Speaking to Radio Sweden, Wong says that unlike systems in England and the US, for example, in the Swedish legal system charges are pressed late in the day, when a succesful conviction is seen as likely.
"The word 'prosecute' means different things in different languages and different legal systems", he says, "In many countries, such as England and the US, they can on a very low degree of suspicion actually charge somebody and put them in front of a grand jury or something like that, and they would then go through with the investigation after they have charged the person. But in Sweden we have another system, the whole process of prosecution actually means that you make the investigation and you make someone a suspect, give them all the rights of a suspect, but you don't actually charge the person until you actually get enough evidence that you think that you would get a conviction. So the idea in Sweden is that you formally prosecute at a quite late stage of the proceedings, in other countries you do that at the beginning", Christoffer Wong says.

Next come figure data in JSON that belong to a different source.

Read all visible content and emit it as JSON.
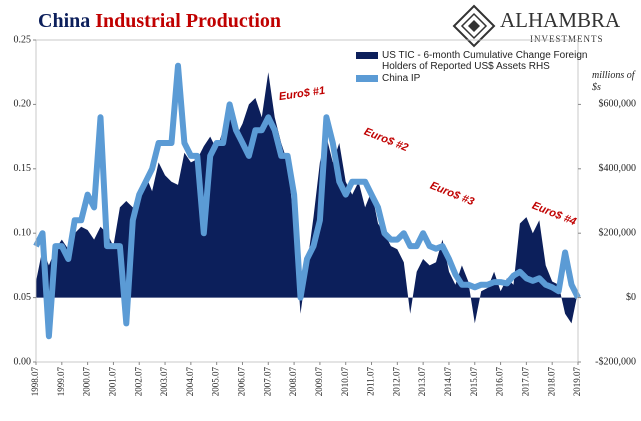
{
  "chart_data": {
    "type": "dual_axis_area_line",
    "title": {
      "lead": "China",
      "rest": "Industrial Production"
    },
    "brand": {
      "name": "ALHAMBRA",
      "tagline": "INVESTMENTS"
    },
    "y2_unit_label": "millions of $s",
    "annotations": [
      "Euro$ #1",
      "Euro$ #2",
      "Euro$ #3",
      "Euro$ #4"
    ],
    "xlim": [
      1998.5,
      2019.5
    ],
    "xticks": [
      {
        "value": 1998.5,
        "label": "1998.07"
      },
      {
        "value": 1999.5,
        "label": "1999.07"
      },
      {
        "value": 2000.5,
        "label": "2000.07"
      },
      {
        "value": 2001.5,
        "label": "2001.07"
      },
      {
        "value": 2002.5,
        "label": "2002.07"
      },
      {
        "value": 2003.5,
        "label": "2003.07"
      },
      {
        "value": 2004.5,
        "label": "2004.07"
      },
      {
        "value": 2005.5,
        "label": "2005.07"
      },
      {
        "value": 2006.5,
        "label": "2006.07"
      },
      {
        "value": 2007.5,
        "label": "2007.07"
      },
      {
        "value": 2008.5,
        "label": "2008.07"
      },
      {
        "value": 2009.5,
        "label": "2009.07"
      },
      {
        "value": 2010.5,
        "label": "2010.07"
      },
      {
        "value": 2011.5,
        "label": "2011.07"
      },
      {
        "value": 2012.5,
        "label": "2012.07"
      },
      {
        "value": 2013.5,
        "label": "2013.07"
      },
      {
        "value": 2014.5,
        "label": "2014.07"
      },
      {
        "value": 2015.5,
        "label": "2015.07"
      },
      {
        "value": 2016.5,
        "label": "2016.07"
      },
      {
        "value": 2017.5,
        "label": "2017.07"
      },
      {
        "value": 2018.5,
        "label": "2018.07"
      },
      {
        "value": 2019.5,
        "label": "2019.07"
      }
    ],
    "ylim": [
      0,
      0.25
    ],
    "yticks": [
      {
        "value": 0,
        "label": "0.00"
      },
      {
        "value": 0.05,
        "label": "0.05"
      },
      {
        "value": 0.1,
        "label": "0.10"
      },
      {
        "value": 0.15,
        "label": "0.15"
      },
      {
        "value": 0.2,
        "label": "0.20"
      },
      {
        "value": 0.25,
        "label": "0.25"
      }
    ],
    "y2lim": [
      -200000,
      800000
    ],
    "y2ticks": [
      {
        "value": -200000,
        "label": "-$200,000"
      },
      {
        "value": 0,
        "label": "$0"
      },
      {
        "value": 200000,
        "label": "$200,000"
      },
      {
        "value": 400000,
        "label": "$400,000"
      },
      {
        "value": 600000,
        "label": "$600,000"
      }
    ],
    "x": [
      1998.5,
      1998.75,
      1999,
      1999.25,
      1999.5,
      1999.75,
      2000,
      2000.25,
      2000.5,
      2000.75,
      2001,
      2001.25,
      2001.5,
      2001.75,
      2002,
      2002.25,
      2002.5,
      2002.75,
      2003,
      2003.25,
      2003.5,
      2003.75,
      2004,
      2004.25,
      2004.5,
      2004.75,
      2005,
      2005.25,
      2005.5,
      2005.75,
      2006,
      2006.25,
      2006.5,
      2006.75,
      2007,
      2007.25,
      2007.5,
      2007.75,
      2008,
      2008.25,
      2008.5,
      2008.75,
      2009,
      2009.25,
      2009.5,
      2009.75,
      2010,
      2010.25,
      2010.5,
      2010.75,
      2011,
      2011.25,
      2011.5,
      2011.75,
      2012,
      2012.25,
      2012.5,
      2012.75,
      2013,
      2013.25,
      2013.5,
      2013.75,
      2014,
      2014.25,
      2014.5,
      2014.75,
      2015,
      2015.25,
      2015.5,
      2015.75,
      2016,
      2016.25,
      2016.5,
      2016.75,
      2017,
      2017.25,
      2017.5,
      2017.75,
      2018,
      2018.25,
      2018.5,
      2018.75,
      2019,
      2019.25,
      2019.5
    ],
    "series": [
      {
        "name": "US TIC - 6-month Cumulative Change Foreign Holders of Reported US$ Assets RHS",
        "color": "#0c1f5b",
        "axis": "y2",
        "kind": "area",
        "values": [
          50000,
          150000,
          100000,
          150000,
          180000,
          150000,
          200000,
          220000,
          210000,
          180000,
          220000,
          200000,
          160000,
          280000,
          300000,
          280000,
          290000,
          380000,
          330000,
          420000,
          380000,
          360000,
          350000,
          450000,
          420000,
          430000,
          470000,
          500000,
          460000,
          520000,
          560000,
          500000,
          540000,
          600000,
          620000,
          560000,
          700000,
          560000,
          480000,
          420000,
          230000,
          -50000,
          100000,
          250000,
          420000,
          500000,
          420000,
          480000,
          360000,
          320000,
          360000,
          280000,
          330000,
          230000,
          200000,
          160000,
          150000,
          110000,
          -50000,
          80000,
          120000,
          100000,
          110000,
          180000,
          80000,
          40000,
          100000,
          50000,
          -80000,
          20000,
          30000,
          80000,
          20000,
          60000,
          40000,
          230000,
          250000,
          200000,
          240000,
          100000,
          50000,
          40000,
          -50000,
          -80000,
          20000
        ]
      },
      {
        "name": "China IP",
        "color": "#5b9bd5",
        "axis": "y",
        "kind": "line",
        "values": [
          0.09,
          0.1,
          0.02,
          0.09,
          0.09,
          0.08,
          0.11,
          0.11,
          0.13,
          0.12,
          0.19,
          0.09,
          0.09,
          0.09,
          0.03,
          0.11,
          0.13,
          0.14,
          0.15,
          0.17,
          0.17,
          0.17,
          0.23,
          0.17,
          0.16,
          0.16,
          0.1,
          0.16,
          0.17,
          0.17,
          0.2,
          0.18,
          0.17,
          0.16,
          0.18,
          0.18,
          0.19,
          0.18,
          0.16,
          0.16,
          0.13,
          0.05,
          0.08,
          0.09,
          0.11,
          0.19,
          0.17,
          0.14,
          0.13,
          0.14,
          0.14,
          0.14,
          0.13,
          0.12,
          0.1,
          0.095,
          0.095,
          0.1,
          0.09,
          0.09,
          0.1,
          0.09,
          0.088,
          0.09,
          0.08,
          0.068,
          0.06,
          0.06,
          0.058,
          0.06,
          0.06,
          0.062,
          0.062,
          0.061,
          0.067,
          0.07,
          0.065,
          0.063,
          0.065,
          0.06,
          0.058,
          0.055,
          0.085,
          0.06,
          0.05
        ]
      }
    ]
  }
}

Wong also adds that the defence argument that the public prosecutor in Sweden does not have the authority to issue a European arrest warrant is also wrong.
"In Sweden there is no doubt that it is the prosecutor who issues the arrest warrant, it is actually the exclusive right of the prosecutor", he says, "a judge cannot do that".
The key factor is that the issuing body has the judicial authority, he says.
"You must have looked at the case... and as long as you have the judicial function, you are the proper authority, and if you look at the Swedish system, the prosecutor's arrest warrant is based on a decision of the court to remand the person in custody. So although it's the prosecutor who makes the actual decision, who actually issues arrest warrants, before he makes that decision, there has already been a hearing before that, by a court, by a judge."
Wong adds that looking at European and British case law, the chances of Assange's appeal succeeding are "very low", but adds that the case could then be passed on to the English Supreme Court.